Soy protein is often the favored ingredient for plant-based meat manufacturers attempting to mimic the texture of meat. However, the extrusion process through which the protein is separated from oil involves heavy processing with industrial chemicals. The final products are also very often high in salt, added sugars, and flavoring in order to make them palatable. When you consider that 69 percent of consumers prefer their food be free from artificial ingredients, plant-based foods have a clear weakness.

Right now, plant-based meat products are benefitting from an undeserved health halo. The meat industry should be broadly focused on presenting their products as value-added while marketing specifically to fake meat’s failures.
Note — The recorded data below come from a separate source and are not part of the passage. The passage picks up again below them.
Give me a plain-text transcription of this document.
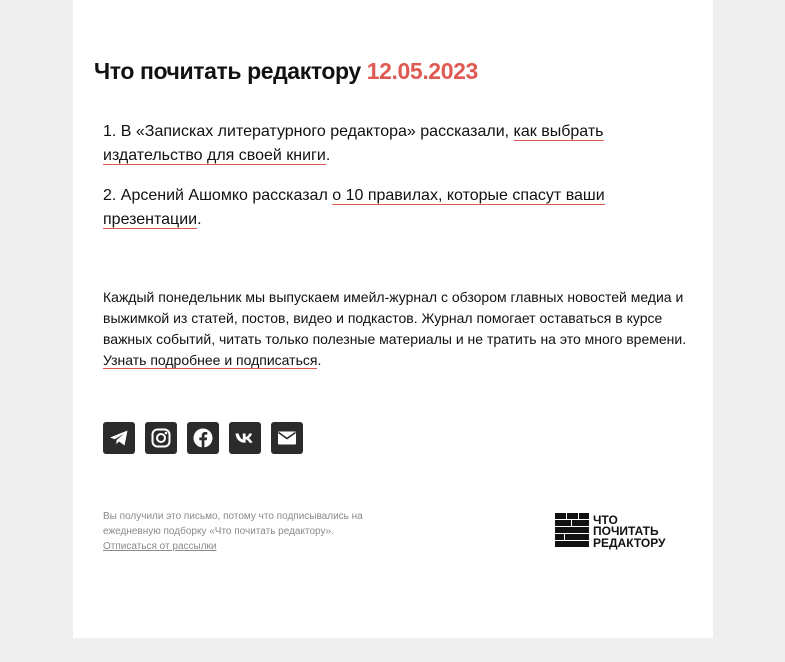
Что почитать редактору 12.05.2023

1. В «Записках литературного редактора» рассказали, как выбрать издательство для своей книги.

2. Арсений Ашомко рассказал о 10 правилах, которые спасут ваши презентации.

Каждый понедельник мы выпускаем имейл-журнал с обзором главных новостей медиа и выжимкой из статей, постов, видео и подкастов. Журнал помогает оставаться в курсе важных событий, читать только полезные материалы и не тратить на это много времени. Узнать подробнее и подписаться.
Вы получили это письмо, потому что подписывались на ежедневную подборку «Что почитать редактору».
Отписаться от рассылки
ЧТО
ПОЧИТАТЬ
РЕДАКТОРУ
For example, leading pork producers have worked to reduce the number of ingredients in their sausages and bacon–given current consumer trends, that asset should be highlighted against the lengthy ingredient list of a Beyond Sausage or Beyond Burger.

This failure to focus on countering the false health halo is one reason that will lead to a decline hitting the meat industry. Consider that plant-based food sales are up 13 to 19 percent in every U.S. census region, with the Southeast leading the pack.

If meat continues down the path traveled by dairy, the next chapter will be hard to swallow: Widespread closure of cattle farms, hog farms, and poultry farms, consolidation, and the ultimate loss of jobs and livelihoods for those working in animal agriculture. That’s not a future anyone should aspire to. And sadly it could easily be prevented.